Pytania do modelu (-ów)
1 Czy modele rozliczają koszty administracyjne na uczniów w ED? Mam na myśli koszty wynagrodzeń dyrekcji, sekretariatu, administracji, księgowości, pomocy dydaktycznych itp. dozwolone formy wydawania dotacji, które nie są zajęciami ?
2 Czy nie warto zbudować modelu dla szkoły, która ma tylko uczniów w ED?

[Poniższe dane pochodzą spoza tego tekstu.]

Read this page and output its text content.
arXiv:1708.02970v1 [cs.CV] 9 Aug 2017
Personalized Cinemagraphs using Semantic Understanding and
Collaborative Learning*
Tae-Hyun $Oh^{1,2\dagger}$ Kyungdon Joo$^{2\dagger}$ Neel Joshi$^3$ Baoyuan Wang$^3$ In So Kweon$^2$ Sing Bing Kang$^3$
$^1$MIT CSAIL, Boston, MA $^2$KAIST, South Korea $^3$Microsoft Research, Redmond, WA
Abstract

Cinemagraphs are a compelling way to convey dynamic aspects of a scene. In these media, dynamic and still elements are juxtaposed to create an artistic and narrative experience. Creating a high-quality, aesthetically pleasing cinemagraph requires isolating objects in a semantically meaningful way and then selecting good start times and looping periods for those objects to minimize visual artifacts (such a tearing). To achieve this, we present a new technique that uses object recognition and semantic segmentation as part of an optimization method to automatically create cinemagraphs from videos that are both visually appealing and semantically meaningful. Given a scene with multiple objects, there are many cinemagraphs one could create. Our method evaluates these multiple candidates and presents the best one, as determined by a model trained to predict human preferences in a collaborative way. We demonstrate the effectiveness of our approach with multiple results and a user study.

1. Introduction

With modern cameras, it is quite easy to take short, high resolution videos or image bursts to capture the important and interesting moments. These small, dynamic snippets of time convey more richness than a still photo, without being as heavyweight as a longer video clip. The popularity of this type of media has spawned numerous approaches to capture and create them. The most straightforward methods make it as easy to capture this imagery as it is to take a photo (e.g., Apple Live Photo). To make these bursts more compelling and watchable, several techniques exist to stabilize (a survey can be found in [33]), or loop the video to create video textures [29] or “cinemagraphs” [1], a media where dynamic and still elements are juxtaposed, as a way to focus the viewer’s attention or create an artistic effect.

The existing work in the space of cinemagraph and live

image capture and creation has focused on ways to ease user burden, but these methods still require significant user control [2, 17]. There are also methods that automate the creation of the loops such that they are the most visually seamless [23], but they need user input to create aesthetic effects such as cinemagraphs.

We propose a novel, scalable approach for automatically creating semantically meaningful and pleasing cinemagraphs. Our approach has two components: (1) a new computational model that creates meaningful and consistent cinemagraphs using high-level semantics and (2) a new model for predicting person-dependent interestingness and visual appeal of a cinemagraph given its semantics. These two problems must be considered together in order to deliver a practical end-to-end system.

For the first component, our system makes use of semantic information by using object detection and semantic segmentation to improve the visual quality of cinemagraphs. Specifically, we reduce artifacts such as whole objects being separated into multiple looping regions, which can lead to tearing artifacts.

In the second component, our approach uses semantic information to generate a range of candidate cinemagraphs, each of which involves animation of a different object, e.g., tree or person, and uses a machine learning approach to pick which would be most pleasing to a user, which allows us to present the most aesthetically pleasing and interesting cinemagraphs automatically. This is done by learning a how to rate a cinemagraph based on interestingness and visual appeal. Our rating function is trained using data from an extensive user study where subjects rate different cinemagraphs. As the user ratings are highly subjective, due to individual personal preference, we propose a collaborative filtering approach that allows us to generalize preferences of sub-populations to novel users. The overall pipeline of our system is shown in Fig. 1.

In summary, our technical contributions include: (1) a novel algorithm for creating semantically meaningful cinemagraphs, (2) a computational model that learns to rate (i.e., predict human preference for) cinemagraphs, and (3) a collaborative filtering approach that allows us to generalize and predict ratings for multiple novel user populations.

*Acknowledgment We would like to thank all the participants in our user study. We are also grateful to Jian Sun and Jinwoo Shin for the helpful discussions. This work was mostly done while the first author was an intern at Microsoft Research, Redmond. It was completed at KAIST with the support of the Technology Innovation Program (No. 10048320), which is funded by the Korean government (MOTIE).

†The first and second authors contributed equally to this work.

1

3 Na jakiej podstawie (informacyjnej) budowane są modele? Czy na podstawie danych z SIO czy na podstawie danych spoza SIO? A jeśli spoza to skąd te dane i jaka jest ich wiarygodność?
4 Czy można upublicznić modele?
5 Czy nie uważacie, że brnąc w budowę modeli, dajecie się wpuścić w logikę: „przecież w ED mniej kosztują to i mniej się należy”?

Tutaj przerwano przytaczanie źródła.